Sensitivity analyses will evaluate the impact of patient withdrawals and protocol deviations on study outcomes. If no statistically significant differences are observed, a post-hoc power analysis will determine whether the sample size was sufficient to detect meaningful differences.

Logistic regression models.

Logistic regression will analyze dichotomous outcomes such as failed extubation, post-extubation non-invasive ventilation, tracheostomy, prolonged mechanical ventilation, and dysphonia. Assumptions of logistic regression, including linearity in the log-odds, independence of errors, and absence of multicollinearity, will be verified through residual diagnostics.

Dissemination

Dissemination

We are committed to the complete and transparent publication of all study results, whether positive or negative. Once the data are analyzed, the results will be published in a peer-reviewed journal and presented at both Colombian and international events.

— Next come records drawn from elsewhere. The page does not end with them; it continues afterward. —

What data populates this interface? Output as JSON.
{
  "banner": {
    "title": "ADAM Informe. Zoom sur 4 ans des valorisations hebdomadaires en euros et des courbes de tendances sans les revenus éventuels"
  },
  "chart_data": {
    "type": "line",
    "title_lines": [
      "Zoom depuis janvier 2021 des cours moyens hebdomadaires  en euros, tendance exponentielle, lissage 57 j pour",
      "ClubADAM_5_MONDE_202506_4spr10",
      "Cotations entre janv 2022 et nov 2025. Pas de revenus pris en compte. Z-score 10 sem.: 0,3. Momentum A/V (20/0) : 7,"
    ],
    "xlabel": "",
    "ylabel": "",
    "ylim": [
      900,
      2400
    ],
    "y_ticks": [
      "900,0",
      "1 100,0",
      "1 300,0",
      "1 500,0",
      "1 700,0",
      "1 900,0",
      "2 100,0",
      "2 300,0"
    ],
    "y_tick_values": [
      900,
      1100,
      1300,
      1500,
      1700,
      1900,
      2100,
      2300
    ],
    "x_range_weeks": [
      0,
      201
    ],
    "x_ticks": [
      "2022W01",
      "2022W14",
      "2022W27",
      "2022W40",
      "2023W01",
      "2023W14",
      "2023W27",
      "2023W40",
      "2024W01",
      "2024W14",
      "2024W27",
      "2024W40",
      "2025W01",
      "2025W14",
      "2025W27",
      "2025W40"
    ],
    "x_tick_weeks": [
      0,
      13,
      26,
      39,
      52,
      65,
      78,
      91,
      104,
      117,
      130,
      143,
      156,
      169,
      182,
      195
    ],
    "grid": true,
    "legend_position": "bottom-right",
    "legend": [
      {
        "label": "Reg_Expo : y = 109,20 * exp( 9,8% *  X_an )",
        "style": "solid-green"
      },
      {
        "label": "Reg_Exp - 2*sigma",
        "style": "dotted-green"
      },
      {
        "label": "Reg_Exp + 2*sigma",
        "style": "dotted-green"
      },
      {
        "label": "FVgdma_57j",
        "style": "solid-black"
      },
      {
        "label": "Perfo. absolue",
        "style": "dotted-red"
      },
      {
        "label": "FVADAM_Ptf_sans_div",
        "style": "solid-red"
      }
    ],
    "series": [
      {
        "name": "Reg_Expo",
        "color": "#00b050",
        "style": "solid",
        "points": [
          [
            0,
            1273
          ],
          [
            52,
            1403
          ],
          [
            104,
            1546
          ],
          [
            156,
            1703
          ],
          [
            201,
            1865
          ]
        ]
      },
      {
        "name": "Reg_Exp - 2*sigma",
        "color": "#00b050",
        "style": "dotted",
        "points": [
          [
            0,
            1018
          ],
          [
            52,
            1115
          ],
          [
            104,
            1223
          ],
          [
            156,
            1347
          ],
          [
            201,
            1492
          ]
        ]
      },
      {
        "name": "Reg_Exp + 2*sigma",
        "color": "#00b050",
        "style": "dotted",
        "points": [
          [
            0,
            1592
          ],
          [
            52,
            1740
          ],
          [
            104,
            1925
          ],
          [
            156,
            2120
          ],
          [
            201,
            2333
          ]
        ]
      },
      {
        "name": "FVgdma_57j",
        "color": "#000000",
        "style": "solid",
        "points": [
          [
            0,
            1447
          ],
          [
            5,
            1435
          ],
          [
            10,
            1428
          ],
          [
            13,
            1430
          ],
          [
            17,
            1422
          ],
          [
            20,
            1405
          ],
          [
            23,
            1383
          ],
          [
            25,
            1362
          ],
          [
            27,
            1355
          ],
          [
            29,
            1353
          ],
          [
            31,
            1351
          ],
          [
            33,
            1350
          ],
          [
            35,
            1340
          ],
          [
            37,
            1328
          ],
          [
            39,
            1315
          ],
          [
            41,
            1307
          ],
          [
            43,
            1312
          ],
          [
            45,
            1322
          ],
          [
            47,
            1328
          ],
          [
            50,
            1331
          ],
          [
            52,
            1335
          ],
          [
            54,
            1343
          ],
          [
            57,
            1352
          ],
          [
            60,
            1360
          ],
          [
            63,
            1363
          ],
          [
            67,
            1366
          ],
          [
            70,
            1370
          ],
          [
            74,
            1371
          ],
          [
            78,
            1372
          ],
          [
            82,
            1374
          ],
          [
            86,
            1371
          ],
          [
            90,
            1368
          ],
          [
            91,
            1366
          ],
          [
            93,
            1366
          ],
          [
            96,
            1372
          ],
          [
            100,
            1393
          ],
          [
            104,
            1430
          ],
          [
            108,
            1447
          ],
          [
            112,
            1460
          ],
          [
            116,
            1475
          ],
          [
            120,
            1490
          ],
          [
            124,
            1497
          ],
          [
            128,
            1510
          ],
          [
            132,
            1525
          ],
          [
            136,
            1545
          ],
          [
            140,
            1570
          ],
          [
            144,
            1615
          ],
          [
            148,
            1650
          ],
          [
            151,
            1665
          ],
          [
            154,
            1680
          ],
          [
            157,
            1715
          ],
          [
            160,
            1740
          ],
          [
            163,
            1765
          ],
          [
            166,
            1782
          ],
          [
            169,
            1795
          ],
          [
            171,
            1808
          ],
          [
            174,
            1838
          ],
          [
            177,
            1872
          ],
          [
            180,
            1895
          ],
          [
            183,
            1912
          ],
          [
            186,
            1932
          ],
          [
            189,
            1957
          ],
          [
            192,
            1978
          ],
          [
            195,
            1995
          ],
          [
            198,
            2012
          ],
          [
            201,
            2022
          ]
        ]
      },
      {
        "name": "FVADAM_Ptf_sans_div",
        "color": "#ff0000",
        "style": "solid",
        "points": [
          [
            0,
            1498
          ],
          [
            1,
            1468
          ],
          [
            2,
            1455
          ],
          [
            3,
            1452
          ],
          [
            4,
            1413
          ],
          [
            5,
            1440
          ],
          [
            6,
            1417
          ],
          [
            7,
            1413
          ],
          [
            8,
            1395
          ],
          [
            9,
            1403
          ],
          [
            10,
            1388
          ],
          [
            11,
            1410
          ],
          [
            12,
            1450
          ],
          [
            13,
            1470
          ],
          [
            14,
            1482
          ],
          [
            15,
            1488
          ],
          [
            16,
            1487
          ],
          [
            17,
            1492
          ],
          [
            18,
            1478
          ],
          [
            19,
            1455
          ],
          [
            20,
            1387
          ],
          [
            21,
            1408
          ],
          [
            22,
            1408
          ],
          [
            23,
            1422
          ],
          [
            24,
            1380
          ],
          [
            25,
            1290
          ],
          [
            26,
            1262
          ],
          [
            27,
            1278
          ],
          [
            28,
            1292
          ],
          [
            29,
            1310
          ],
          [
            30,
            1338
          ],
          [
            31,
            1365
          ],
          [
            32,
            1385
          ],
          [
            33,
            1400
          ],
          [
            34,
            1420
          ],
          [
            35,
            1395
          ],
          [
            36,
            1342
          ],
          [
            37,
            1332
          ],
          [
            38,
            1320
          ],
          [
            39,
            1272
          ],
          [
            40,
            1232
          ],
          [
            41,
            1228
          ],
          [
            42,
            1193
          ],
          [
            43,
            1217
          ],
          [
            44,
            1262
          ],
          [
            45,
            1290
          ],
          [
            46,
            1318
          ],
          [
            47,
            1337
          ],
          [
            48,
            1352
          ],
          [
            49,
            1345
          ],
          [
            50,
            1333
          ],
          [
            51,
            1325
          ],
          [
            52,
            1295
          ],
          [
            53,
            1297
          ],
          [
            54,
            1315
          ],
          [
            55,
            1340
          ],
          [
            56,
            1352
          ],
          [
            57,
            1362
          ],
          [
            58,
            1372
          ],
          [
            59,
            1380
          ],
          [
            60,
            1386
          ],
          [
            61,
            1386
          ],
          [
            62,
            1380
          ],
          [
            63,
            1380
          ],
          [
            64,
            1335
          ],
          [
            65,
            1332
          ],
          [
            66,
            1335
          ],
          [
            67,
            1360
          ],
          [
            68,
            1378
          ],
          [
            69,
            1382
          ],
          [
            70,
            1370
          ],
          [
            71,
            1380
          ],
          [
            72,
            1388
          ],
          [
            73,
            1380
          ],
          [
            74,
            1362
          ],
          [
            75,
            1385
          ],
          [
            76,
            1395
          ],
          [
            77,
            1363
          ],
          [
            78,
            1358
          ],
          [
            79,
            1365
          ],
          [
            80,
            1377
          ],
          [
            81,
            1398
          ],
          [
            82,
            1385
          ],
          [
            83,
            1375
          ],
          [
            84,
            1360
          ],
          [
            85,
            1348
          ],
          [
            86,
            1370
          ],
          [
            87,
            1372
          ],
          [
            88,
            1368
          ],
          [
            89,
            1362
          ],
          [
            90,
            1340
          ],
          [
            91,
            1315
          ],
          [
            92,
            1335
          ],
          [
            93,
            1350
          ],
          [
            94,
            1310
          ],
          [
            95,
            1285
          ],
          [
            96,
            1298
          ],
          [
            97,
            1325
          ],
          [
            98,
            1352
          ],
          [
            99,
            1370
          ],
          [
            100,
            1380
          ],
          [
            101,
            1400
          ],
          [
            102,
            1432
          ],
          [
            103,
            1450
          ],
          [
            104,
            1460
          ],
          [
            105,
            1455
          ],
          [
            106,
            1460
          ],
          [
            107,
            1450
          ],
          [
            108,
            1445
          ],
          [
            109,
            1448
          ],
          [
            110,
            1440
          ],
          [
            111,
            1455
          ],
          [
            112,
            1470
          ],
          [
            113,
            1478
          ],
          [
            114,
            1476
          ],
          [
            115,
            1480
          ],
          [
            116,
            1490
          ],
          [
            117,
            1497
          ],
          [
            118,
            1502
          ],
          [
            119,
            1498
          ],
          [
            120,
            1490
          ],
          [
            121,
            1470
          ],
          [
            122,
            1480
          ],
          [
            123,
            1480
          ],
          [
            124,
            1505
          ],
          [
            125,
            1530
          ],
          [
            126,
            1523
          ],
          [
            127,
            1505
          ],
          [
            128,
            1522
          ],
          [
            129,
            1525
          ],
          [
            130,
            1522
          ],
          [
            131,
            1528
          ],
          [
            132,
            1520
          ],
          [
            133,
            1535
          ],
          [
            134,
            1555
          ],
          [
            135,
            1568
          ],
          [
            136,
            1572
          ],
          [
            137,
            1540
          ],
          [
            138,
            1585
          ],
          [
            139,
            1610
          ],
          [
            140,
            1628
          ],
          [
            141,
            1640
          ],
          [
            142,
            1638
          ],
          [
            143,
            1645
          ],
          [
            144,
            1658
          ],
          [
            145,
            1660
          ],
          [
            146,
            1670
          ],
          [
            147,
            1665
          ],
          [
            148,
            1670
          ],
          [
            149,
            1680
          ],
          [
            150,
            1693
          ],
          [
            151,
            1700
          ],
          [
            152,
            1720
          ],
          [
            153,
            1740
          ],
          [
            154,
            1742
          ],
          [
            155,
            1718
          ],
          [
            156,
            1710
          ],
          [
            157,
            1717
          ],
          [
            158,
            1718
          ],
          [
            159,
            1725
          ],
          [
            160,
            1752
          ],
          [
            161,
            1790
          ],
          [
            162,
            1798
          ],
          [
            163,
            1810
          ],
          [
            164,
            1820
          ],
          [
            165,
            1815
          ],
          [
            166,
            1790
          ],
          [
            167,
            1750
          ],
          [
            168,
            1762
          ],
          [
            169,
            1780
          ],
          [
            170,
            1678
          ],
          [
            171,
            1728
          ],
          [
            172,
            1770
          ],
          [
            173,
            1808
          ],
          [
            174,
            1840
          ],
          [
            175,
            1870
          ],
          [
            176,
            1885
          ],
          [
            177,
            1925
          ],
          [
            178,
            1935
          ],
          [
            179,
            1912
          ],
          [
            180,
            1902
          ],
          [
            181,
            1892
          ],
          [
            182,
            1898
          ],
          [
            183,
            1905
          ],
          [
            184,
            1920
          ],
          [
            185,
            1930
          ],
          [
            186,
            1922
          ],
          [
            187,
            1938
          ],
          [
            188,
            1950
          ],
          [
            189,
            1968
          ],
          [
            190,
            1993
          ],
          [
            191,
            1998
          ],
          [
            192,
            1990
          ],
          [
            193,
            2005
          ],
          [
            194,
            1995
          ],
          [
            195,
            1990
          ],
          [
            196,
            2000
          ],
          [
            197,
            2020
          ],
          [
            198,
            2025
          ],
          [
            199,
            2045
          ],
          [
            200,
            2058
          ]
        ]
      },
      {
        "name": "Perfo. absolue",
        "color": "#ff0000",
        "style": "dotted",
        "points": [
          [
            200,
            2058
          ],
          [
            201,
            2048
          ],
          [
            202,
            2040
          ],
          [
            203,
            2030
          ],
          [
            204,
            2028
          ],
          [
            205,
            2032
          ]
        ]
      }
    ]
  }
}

We will include as authors every individual who meets the criteria and recommendations proposed by McNutt and colleagues [19]. Once the manuscript is prepared, it will be submitted to American Journal Experts for grammar, style, and spell checking. No additional editing services or artificial intelligence will be used for manuscript enhancement.

Trial status

We have not yet recruited the first patient. We plan to start in April 2025 and expect to finish in April 2026. The data will be stored in our institutional Redcap platform and will be accessible upon reasonable request.

Supporting information

S1 Checklist. SPIRIT 2013 Checklist.

(PDF)

S2 File. Protocol. The Spanish protocol was approved by the research ethics committee.

(PDF)

S3 Protocol. The study protocol translated to English.

(PDF)

S4 File. Informed Consent in Spanish.

(PDF)

S5 File. Informed Consent in English.

(PDF)

S6 File. Checklist. OMAHA+ Assessment Checklist.

(PDF)

S7 File. CRF. Case report form.

(PDF)

Data Availability

No datasets were generated or analysed during the current study. All relevant data from this study will be made available upon study completion

Funding Statement

The author(s) received no specific funding for this work.